COVID-19 has sucker-punched just about every person, business, nation on Earth and the global economy at large.

Everyone's been affected by this pandemic in some way. No matter what your socio-economic status, age, occupation, status as a small business, corporation, or illegal cartel. It’s affecting every level of society and the butterfly effects that’s having around the world are both fascinating to watch, and terrifying to behold.

Something acutely portrayed by the Mexican drug cartels’ current situation.

Just like any other business (legal or otherwise), the cartels rely on supply chains and functioning economies to, not only get the resources they need to make their illicit products (meth, syththetic opioids, etc.), but also to distribute them. And with Chinese factories no longer producing enough precursor chemicals to outsource to Mexico, and with travel and commerce virtually suspended over borders, the cartel’s entire drug infrastructure has been shaken to its core.

“The cartels are having a lot of difficulty producing drugs right now, and when the supply is low the price always goes up,” a US federal law enforcement source told the New York Post. “China has pretty much stopped production on the chemicals they need to do business.”

Smugglers are stockpiling cash and narcotics along the US, Mexico border, according to AP. And the US drug Enforcement Agency has even seen a decrease in online drug orders and money laundering.

“They are facing a supply problem and a demand problem,” Alejandro Hope, a security analyst and former official with CISEN, the Mexican intelligence agency, told Associated Press in an interview. 

It seems that even the ever-powerful, ever-wealthy, ever-sinister cartels are not insulated from this epidemic. Meaning too, that the price of heroin, fentanyl and meth is on the rise across America — which will create problems of its own on this side of the border. 

A recent Vice article reported that Ismael “El Mayo” Zambada, the leader of the Mexican Sinaloa Cartel, introduced a major price hike for methamphetamines and opioids in the wake of COVID. Without easy access to Chinese-made precursor chemicals like benzylfentanyl, norfentanyl and 4-anilinopiperidine, they’ve had to make some dramatic price adjustments.

“Mayo sent this announcement saying, ‘Everyone is going to sell a pound of crystal (meth) for 15,000 pesos ($600) from now on because of the shortage. Before that, it was 2,500 pesos ($100),” one cartel operative explained in the Vice interview. “The message also said, ‘If you don’t obey, pay attention to the consequences.’”

Those price hikes fall on the shoulders of America’s most at-risk drug users: People who are hooked on some of the worst drugs on Earth; who are often poor and desperate and criminally inclined. If those addicts can’t get their fix, they will get desperate.

And what then? What happens when desperate junkies can’t afford such expensive crystal or H? How is that going to affect life on American soil?
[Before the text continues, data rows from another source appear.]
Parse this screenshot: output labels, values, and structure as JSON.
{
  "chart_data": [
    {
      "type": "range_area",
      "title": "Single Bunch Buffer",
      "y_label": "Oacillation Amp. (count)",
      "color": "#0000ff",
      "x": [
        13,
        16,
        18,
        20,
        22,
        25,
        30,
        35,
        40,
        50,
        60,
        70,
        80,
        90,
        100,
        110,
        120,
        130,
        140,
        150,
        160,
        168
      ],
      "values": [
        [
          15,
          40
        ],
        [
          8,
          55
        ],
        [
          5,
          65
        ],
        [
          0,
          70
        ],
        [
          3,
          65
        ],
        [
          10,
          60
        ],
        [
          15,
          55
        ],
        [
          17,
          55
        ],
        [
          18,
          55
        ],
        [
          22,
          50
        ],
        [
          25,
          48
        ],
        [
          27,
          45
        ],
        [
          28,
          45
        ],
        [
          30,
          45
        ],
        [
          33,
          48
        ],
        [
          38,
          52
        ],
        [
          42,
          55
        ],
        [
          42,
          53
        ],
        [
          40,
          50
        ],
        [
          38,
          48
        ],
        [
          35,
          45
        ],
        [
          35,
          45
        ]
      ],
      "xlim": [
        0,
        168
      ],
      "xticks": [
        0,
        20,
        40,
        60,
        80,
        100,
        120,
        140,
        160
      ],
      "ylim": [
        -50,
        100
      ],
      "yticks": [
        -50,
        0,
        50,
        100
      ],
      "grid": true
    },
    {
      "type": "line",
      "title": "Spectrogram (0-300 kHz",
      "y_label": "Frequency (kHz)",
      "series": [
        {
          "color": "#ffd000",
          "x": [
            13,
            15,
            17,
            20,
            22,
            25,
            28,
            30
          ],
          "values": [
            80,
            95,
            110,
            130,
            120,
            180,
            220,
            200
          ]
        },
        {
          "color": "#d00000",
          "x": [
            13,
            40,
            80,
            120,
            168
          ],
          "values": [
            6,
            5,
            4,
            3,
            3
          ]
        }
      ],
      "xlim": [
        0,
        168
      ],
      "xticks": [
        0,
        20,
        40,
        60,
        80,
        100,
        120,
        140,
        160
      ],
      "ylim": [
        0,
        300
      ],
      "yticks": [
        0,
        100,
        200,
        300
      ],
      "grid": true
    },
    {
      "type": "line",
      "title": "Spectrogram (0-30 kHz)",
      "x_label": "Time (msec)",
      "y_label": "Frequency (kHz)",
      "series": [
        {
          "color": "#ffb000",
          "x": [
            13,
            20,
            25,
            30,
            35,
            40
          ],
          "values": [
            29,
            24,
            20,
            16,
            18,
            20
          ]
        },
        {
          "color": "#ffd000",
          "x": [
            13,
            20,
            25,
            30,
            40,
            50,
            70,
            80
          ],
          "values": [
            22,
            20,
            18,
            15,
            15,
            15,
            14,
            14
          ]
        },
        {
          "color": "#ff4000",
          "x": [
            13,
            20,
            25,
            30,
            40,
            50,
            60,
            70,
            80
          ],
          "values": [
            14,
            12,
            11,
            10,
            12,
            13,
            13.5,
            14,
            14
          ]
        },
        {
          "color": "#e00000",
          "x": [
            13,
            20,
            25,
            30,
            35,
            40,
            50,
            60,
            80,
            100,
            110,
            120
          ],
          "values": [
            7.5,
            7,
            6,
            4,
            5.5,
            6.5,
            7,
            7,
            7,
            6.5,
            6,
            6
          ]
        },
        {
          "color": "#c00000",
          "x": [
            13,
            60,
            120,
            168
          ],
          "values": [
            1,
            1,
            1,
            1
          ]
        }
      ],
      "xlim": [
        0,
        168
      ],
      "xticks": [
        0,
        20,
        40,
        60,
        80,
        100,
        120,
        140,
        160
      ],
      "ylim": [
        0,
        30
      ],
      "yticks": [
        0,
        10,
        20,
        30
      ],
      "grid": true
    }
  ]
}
Well, in combination with reduced police activity — both at the border and around the nation — it might just create the perfect storm for a wave of crime no one expected. A domestic uprising; a swell of break-ins, burglaries and theft, that sends yet another shudder through our already-off-kilter society. And as times get economically tougher, that wave will only grow in size and scope.

No one is outside the shadow of this pandemic. Not The People, not the governments, not even the most powerful criminal organizations on Earth. We’re all in this boat together — wherever the fuck it might be headed.